I taped and watched the whole 3 hours. I agree with much of the criticism of CNBC, but honestly if you want to really understand how company operates there in depth interviews (in this case QA from the audience) are hard to beat.
He remains bearish and nervous about bonds especially long term government one. In particular, he said that a lot of smart money manager are waiting for the first hint that fed is going to change course and stop buying treasury. The clear implication is that when that happens there will be a lot of fast selling of bonds, and it won't be good for stocks either.
He also reiterated something he discussed in his annual letter. How times are going to be really rough for insurance companies. Most insurance companies (except for Berkshire) lose money on writing insurance. Example it may cost them $102 in claims for each $100 they collect in life insurance policies. In the past they made money by investing the float (e.g. the collected $4/year for 25 year before paying out the $102).
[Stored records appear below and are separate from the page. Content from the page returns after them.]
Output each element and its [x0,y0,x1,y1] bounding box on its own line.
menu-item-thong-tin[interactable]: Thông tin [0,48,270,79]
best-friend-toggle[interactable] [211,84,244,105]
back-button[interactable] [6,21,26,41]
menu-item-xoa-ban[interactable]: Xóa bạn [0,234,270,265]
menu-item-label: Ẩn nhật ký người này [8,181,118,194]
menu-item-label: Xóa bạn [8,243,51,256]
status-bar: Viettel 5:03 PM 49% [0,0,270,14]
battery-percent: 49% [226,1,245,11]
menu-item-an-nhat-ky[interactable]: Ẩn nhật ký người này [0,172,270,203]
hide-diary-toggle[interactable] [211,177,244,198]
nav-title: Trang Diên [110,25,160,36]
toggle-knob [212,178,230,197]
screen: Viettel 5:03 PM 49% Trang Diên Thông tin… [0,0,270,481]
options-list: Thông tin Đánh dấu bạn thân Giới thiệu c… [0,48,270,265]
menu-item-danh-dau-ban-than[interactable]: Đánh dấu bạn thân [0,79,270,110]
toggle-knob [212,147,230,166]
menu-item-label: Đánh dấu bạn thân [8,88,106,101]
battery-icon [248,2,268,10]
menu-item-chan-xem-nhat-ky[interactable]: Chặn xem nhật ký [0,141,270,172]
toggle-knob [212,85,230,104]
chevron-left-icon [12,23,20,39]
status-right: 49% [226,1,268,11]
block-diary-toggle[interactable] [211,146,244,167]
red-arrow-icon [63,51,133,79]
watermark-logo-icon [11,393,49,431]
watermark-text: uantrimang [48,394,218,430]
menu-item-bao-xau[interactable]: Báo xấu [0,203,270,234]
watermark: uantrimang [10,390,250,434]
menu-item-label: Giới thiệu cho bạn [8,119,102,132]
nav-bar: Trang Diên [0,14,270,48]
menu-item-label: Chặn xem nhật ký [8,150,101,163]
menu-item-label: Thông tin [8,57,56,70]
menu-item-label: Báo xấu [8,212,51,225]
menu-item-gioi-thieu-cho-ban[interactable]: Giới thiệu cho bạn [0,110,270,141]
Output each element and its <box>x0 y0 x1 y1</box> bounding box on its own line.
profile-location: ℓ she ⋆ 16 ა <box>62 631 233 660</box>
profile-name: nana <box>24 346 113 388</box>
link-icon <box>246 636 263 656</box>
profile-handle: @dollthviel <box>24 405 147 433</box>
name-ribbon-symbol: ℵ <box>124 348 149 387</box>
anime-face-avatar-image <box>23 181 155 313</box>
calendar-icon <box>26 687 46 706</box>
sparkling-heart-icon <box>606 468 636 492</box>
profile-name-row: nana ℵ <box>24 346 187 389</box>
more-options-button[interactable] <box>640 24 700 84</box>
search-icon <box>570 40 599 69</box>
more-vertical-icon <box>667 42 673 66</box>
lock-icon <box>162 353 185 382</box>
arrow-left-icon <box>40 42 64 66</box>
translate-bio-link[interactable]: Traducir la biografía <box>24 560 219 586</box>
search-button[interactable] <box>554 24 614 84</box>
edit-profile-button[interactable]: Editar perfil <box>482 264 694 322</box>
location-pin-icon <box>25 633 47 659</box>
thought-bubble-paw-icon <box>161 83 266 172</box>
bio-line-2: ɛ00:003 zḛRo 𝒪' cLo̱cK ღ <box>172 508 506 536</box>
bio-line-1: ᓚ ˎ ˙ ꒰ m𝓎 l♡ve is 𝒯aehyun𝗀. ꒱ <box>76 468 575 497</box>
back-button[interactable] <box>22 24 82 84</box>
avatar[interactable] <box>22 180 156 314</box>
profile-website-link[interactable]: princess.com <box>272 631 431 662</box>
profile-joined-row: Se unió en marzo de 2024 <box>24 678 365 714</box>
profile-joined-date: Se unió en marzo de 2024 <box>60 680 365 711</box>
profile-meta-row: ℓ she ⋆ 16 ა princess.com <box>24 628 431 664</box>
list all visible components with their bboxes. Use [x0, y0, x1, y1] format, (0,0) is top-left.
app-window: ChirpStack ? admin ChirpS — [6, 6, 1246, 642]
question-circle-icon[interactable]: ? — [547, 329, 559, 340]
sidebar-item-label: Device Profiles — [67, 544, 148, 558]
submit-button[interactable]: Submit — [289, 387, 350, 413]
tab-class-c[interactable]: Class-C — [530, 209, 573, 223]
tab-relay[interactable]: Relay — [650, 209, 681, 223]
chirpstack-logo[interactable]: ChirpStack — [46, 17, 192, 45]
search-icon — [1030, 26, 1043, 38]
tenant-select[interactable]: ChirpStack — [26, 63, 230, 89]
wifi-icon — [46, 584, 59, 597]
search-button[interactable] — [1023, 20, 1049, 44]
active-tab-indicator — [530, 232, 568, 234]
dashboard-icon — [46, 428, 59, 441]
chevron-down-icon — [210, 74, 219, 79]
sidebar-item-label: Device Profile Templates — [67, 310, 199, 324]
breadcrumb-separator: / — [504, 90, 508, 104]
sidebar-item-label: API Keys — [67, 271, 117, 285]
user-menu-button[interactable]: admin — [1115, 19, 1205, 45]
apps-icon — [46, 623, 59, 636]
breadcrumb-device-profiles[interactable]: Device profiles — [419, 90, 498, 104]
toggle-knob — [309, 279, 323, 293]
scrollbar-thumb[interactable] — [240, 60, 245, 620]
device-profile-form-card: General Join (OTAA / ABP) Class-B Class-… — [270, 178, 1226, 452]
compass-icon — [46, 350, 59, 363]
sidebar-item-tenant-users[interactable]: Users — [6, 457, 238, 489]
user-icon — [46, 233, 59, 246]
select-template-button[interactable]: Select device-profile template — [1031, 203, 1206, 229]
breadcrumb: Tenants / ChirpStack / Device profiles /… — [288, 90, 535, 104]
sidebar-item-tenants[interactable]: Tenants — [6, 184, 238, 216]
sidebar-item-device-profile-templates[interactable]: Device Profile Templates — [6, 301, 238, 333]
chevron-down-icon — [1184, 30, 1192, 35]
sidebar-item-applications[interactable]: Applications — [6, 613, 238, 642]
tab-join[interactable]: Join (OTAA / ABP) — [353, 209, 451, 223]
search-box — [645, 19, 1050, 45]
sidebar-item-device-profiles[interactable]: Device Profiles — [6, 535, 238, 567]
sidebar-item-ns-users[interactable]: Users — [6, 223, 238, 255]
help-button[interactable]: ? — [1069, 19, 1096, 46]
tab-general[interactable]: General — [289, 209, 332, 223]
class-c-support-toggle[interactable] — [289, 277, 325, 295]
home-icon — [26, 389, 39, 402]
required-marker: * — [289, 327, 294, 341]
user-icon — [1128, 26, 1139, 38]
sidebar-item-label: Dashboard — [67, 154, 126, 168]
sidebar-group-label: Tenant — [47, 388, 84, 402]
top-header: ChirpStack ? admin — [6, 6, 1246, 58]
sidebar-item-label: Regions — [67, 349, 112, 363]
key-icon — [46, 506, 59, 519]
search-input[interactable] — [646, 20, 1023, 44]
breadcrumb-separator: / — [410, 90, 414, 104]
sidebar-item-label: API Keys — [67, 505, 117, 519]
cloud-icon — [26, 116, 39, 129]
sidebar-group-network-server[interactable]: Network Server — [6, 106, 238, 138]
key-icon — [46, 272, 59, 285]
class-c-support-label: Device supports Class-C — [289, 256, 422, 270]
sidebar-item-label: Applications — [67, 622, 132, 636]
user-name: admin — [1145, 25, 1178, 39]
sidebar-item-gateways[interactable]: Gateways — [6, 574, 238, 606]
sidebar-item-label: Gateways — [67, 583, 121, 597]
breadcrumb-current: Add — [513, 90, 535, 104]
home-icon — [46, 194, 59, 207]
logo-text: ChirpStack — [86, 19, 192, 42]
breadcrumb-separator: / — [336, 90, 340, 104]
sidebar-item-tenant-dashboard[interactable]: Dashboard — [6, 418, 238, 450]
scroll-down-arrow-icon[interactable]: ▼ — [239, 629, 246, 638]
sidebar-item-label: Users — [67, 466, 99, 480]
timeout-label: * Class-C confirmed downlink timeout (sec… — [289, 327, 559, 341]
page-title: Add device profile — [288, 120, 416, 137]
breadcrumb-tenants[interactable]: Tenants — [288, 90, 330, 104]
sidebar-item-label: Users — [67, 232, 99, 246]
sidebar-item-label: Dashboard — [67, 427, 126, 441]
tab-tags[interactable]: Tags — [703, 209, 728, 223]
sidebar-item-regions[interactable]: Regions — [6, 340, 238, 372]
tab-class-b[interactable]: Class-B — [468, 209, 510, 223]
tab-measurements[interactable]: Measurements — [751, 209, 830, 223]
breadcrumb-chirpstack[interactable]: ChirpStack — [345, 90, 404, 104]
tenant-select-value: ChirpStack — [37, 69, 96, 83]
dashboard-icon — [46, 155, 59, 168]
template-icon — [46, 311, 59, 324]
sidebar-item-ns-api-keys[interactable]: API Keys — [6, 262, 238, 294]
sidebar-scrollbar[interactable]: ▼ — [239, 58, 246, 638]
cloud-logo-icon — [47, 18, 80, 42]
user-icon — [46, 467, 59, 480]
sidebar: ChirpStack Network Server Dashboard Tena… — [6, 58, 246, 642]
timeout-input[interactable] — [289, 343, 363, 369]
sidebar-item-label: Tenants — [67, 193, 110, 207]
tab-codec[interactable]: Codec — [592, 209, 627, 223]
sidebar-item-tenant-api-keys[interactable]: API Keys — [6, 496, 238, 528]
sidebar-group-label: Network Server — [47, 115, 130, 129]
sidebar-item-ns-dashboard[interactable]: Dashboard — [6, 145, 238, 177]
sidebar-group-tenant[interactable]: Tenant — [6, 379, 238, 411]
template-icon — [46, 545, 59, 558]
However, as interest rates have plummeted the new bonds they are purchasing are making them far less money. This doesn't bode well for insurance companies. Buffett thinks smart money managers have figured this out, but he is sure that this is true for everybody else.
I point I have been making about relying on exclusively on insurance companies to fund your retirement. In order to fund your annuity insurance companies have to make money, and they face the same investment environment the rest of us do.
Berkshire business are seeing a steady, albeit weak recovery. In everything from, carpet and brick sales, to the realty business. He still thinks that if you are going to stay put for 5 years, one of the best investments you can make is to buy your own home and take out a 30 year mortgage.
I never cease to be amazed at the quantity of economic that he remembers and can recall instantly. e.g. government spending as percentage of GDP, ditto deficit, healthcare. Then use the data to make his point e.g. he pointed out that 30? years ago the US and bunch of developed countries all spent about 5-6% healthcare and now we are at 17% of GDP the nearest country is 11%. That 6% addition is a real drag our our economy worse than our high corporate taxes which only represent 1.25% of GDP.
Also next time you hear a CEO testify that he didn't about XYZ that went on in his company. I'll think of Buffett rattling of the number of trainloads of coal and oil that BNSF shipped, what percentage of total shipping (20% down from 25%) each commodity represents and how much of the total oil US production is shipped by BNSF (10%). He can also tell you the conversion rate of sales calls into customers at GEICO. The details of Berkshire's portfolio, and practically anything else about the business.
In the days before Google largely leveled the playing field on knowledge, what an amazing competitive advantage Warren must have over regular investors when he is evaluating the fair price of a company or stock.